For deposits of less than Rs 2 crore, the bank is now giving a 3.25 percent interest rate on FDs maturing in 7 to 45 days. Dhanlaxmi Bank is providing interest rates of 3.75 percent and 4.00 percent on term deposits maturing in 46 days to 90 days and 91 days to 179 days, respectively.

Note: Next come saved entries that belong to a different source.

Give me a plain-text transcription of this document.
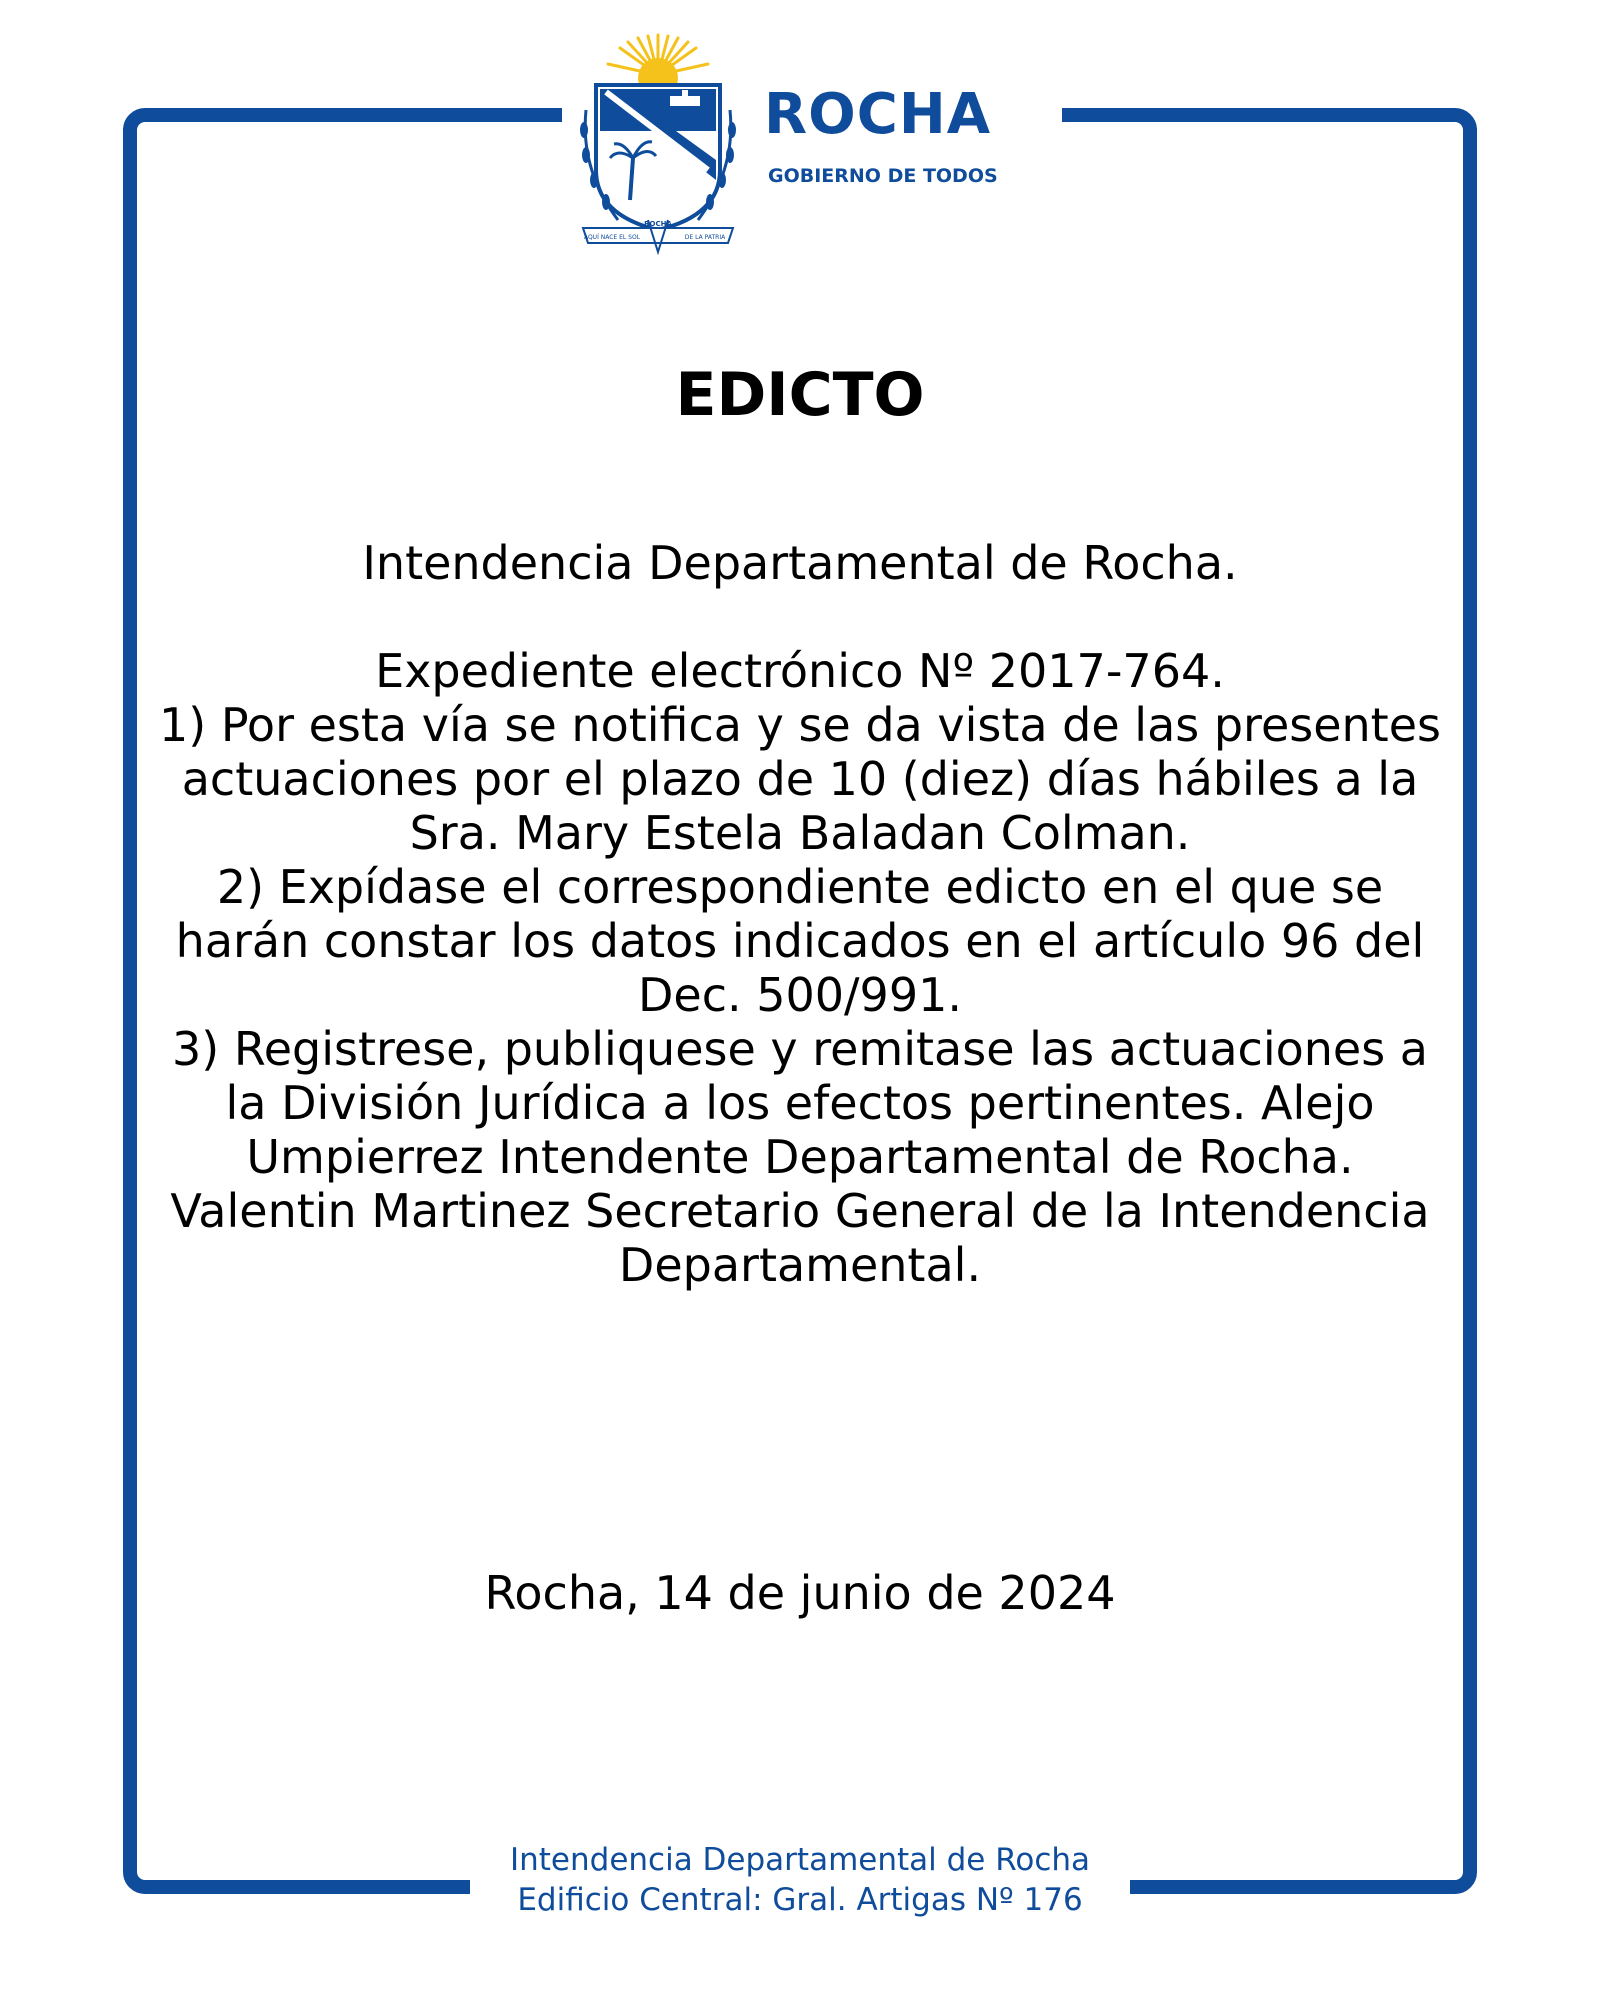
AQUÍ NACE EL SOL
ROCHA
DE LA PATRIA
ROCHA
GOBIERNO DE TODOS
EDICTO

Intendencia Departamental de Rocha.

Expediente electrónico Nº 2017-764.

1) Por esta vía se notifica y se da vista de las presentes actuaciones por el plazo de 10 (diez) días hábiles a la Sra. Mary Estela Baladan Colman.

2) Expídase el correspondiente edicto en el que se harán constar los datos indicados en el artículo 96 del Dec. 500/991.

3) Registrese, publiquese y remitase las actuaciones a la División Jurídica a los efectos pertinentes. Alejo Umpierrez Intendente Departamental de Rocha. Valentin Martinez Secretario General de la Intendencia Departamental.

Rocha, 14 de junio de 2024

Intendencia Departamental de Rocha
Edificio Central: Gral. Artigas Nº 176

Whereas for fixed deposits maturing in 180 days to less than one year, 1 Year and above up to & inclusive of 2 years, above 2 years upto & inclusive of 3 years, above 3 years upto & inclusive of 5 years and above 5 years upto & inclusive of 10 years the private sector bank is now promising an interest rate of 4.25%, 5.15%, 5.30%, 5.40%, and 5.50% to the general customers respectively.

Term Deposits (All Maturities) Regular Interest Rates In %
7 days to 14 days 3.25
15 days to 45 days 3.25
46 days to 60 days 3.75
61 days to 90 days 3.75
91 days to 179 days 4.00
180 days to less than one year 4.25
1 Year and above upto & inclusive of 2 years 5.15
Above 2 years upto & inclusive of 3 years 5.30
Above 3 years upto & inclusive of 5 years 5.40
Above 5 years upto & inclusive of 10 years 5.50
Source: Bank Website, Rates of Interest (Less than Rs.2 Crore)

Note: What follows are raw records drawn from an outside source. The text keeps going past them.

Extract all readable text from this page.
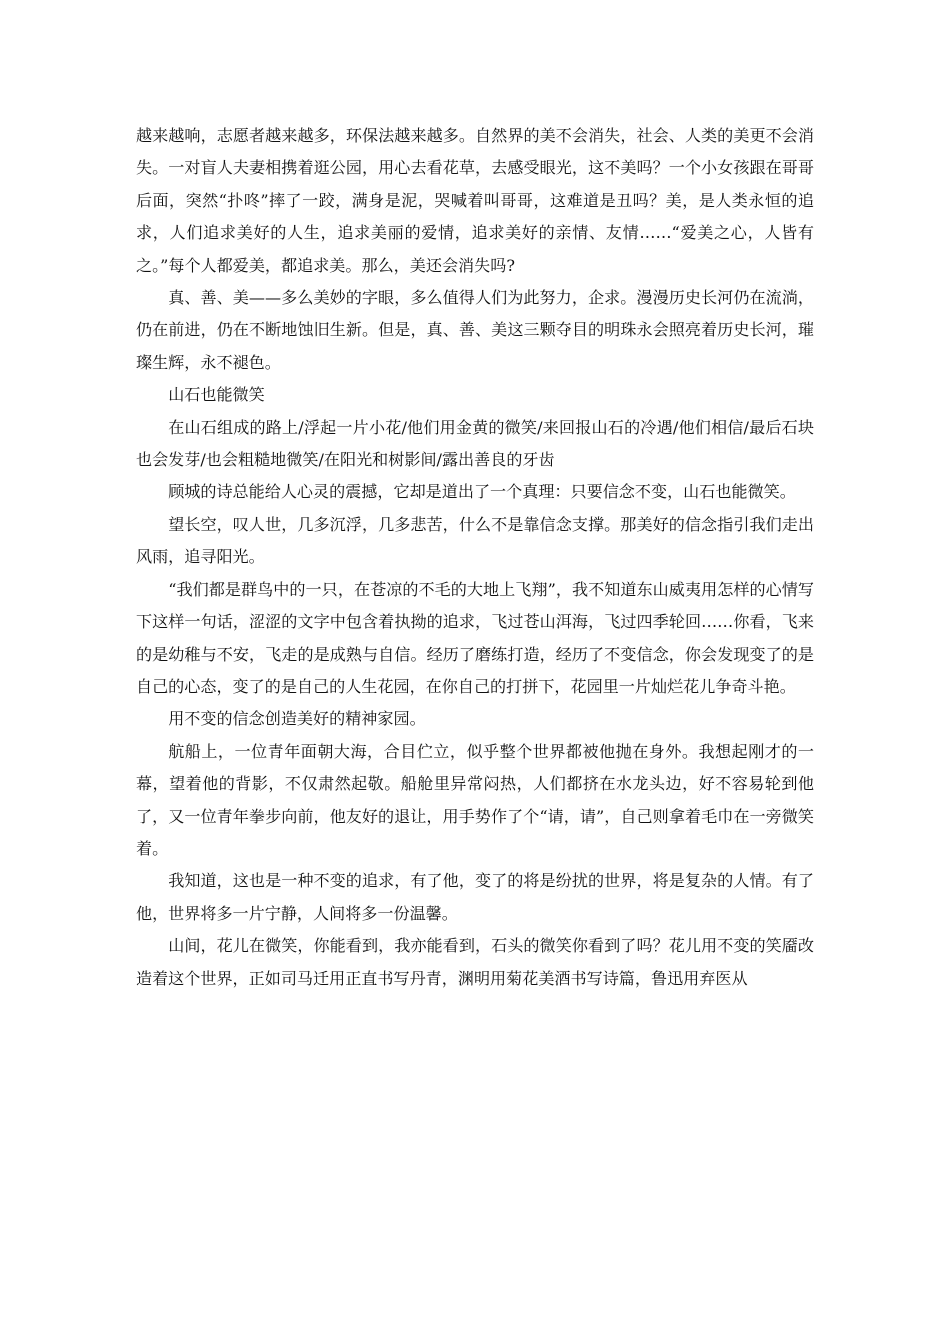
越来越响，志愿者越来越多，环保法越来越多。自然界的美不会消失，社会、人类的美更不会消失。一对盲人夫妻相携着逛公园，用心去看花草，去感受眼光，这不美吗？一个小女孩跟在哥哥后面，突然“扑咚”摔了一跤，满身是泥，哭喊着叫哥哥，这难道是丑吗？美，是人类永恒的追求，人们追求美好的人生，追求美丽的爱情，追求美好的亲情、友情……“爱美之心，人皆有之。”每个人都爱美，都追求美。那么，美还会消失吗?

真、善、美——多么美妙的字眼，多么值得人们为此努力，企求。漫漫历史长河仍在流淌，仍在前进，仍在不断地蚀旧生新。但是，真、善、美这三颗夺目的明珠永会照亮着历史长河，璀璨生辉，永不褪色。

山石也能微笑

在山石组成的路上/浮起一片小花/他们用金黄的微笑/来回报山石的冷遇/他们相信/最后石块也会发芽/也会粗糙地微笑/在阳光和树影间/露出善良的牙齿

顾城的诗总能给人心灵的震撼，它却是道出了一个真理：只要信念不变，山石也能微笑。

望长空，叹人世，几多沉浮，几多悲苦，什么不是靠信念支撑。那美好的信念指引我们走出风雨，追寻阳光。

“我们都是群鸟中的一只，在苍凉的不毛的大地上飞翔”，我不知道东山威夷用怎样的心情写下这样一句话，涩涩的文字中包含着执拗的追求，飞过苍山洱海，飞过四季轮回……你看，飞来的是幼稚与不安，飞走的是成熟与自信。经历了磨练打造，经历了不变信念，你会发现变了的是自己的心态，变了的是自己的人生花园，在你自己的打拼下，花园里一片灿烂花儿争奇斗艳。

用不变的信念创造美好的精神家园。

航船上，一位青年面朝大海，合目伫立，似乎整个世界都被他抛在身外。我想起刚才的一幕，望着他的背影，不仅肃然起敬。船舱里异常闷热，人们都挤在水龙头边，好不容易轮到他了，又一位青年拳步向前，他友好的退让，用手势作了个“请，请”，自己则拿着毛巾在一旁微笑着。

我知道，这也是一种不变的追求，有了他，变了的将是纷扰的世界，将是复杂的人情。有了他，世界将多一片宁静，人间将多一份温馨。

山间，花儿在微笑，你能看到，我亦能看到，石头的微笑你看到了吗？花儿用不变的笑靥改造着这个世界，正如司马迁用正直书写丹青，渊明用菊花美酒书写诗篇，鲁迅用弃医从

Dhanlaxmi Bank Fixed Deposit Interest Rates For Senior Citizens

Dhanlaxmi Bank Fixed Deposit Interest Rates For Senior Citizens

For a deposit amount of less than Rs 2 Cr, senior citizens will continue to get an additional interest rate of 0.50% p.a. for all domestic term deposits of 1 year and above except for Dhanam Tax Advantage deposits. After the most recent revision of the bank, senior citizens will get the following interest rates on their fixed deposits.

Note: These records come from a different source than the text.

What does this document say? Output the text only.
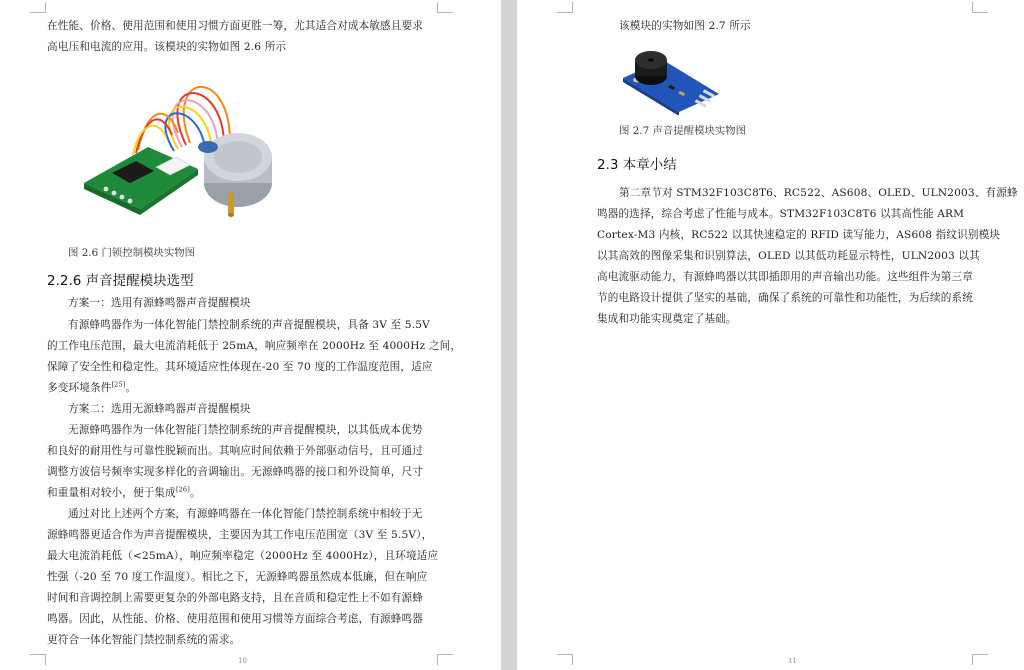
在性能、价格、使用范围和使用习惯方面更胜一筹，尤其适合对成本敏感且要求
高电压和电流的应用。该模块的实物如图 2.6 所示
图 2.6 门锁控制模块实物图
2.2.6 声音提醒模块选型
方案一：选用有源蜂鸣器声音提醒模块
有源蜂鸣器作为一体化智能门禁控制系统的声音提醒模块，具备 3V 至 5.5V
的工作电压范围，最大电流消耗低于 25mA，响应频率在 2000Hz 至 4000Hz 之间，
保障了安全性和稳定性。其环境适应性体现在-20 至 70 度的工作温度范围，适应
多变环境条件[25]。
方案二：选用无源蜂鸣器声音提醒模块
无源蜂鸣器作为一体化智能门禁控制系统的声音提醒模块，以其低成本优势
和良好的耐用性与可靠性脱颖而出。其响应时间依赖于外部驱动信号，且可通过
调整方波信号频率实现多样化的音调输出。无源蜂鸣器的接口和外设简单，尺寸
和重量相对较小，便于集成[26]。
通过对比上述两个方案，有源蜂鸣器在一体化智能门禁控制系统中相较于无
源蜂鸣器更适合作为声音提醒模块，主要因为其工作电压范围宽（3V 至 5.5V），
最大电流消耗低（<25mA），响应频率稳定（2000Hz 至 4000Hz），且环境适应
性强（-20 至 70 度工作温度）。相比之下，无源蜂鸣器虽然成本低廉，但在响应
时间和音调控制上需要更复杂的外部电路支持，且在音质和稳定性上不如有源蜂
鸣器。因此，从性能、价格、使用范围和使用习惯等方面综合考虑，有源蜂鸣器
更符合一体化智能门禁控制系统的需求。
10
该模块的实物如图 2.7 所示
图 2.7 声音提醒模块实物图
2.3 本章小结
第二章节对 STM32F103C8T6、RC522、AS608、OLED、ULN2003、有源蜂
鸣器的选择，综合考虑了性能与成本。STM32F103C8T6 以其高性能 ARM
Cortex-M3 内核，RC522 以其快速稳定的 RFID 读写能力，AS608 指纹识别模块
以其高效的图像采集和识别算法，OLED 以其低功耗显示特性，ULN2003 以其
高电流驱动能力，有源蜂鸣器以其即插即用的声音输出功能。这些组件为第三章
节的电路设计提供了坚实的基础，确保了系统的可靠性和功能性，为后续的系统
集成和功能实现奠定了基础。
11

Term Deposits (All Maturities) Interest Rates In % For Senior Citizens
7 days to 14 days 3.25
15 days to 45 days 3.25
46 days to 60 days 3.75
61 days to 90 days 3.75
91 days to 179 days 4.00
180 days to less than one year 4.25
1 Year and above upto & inclusive of 2 years 5.65
Above 2 years upto & inclusive of 3 years 5.80
Above 3 years upto & inclusive of 5 years 5.90
Above 5 years upto & inclusive of 10 years 6.00
Source: Bank Website, Rates of Interest (Less than Rs.2 Crore)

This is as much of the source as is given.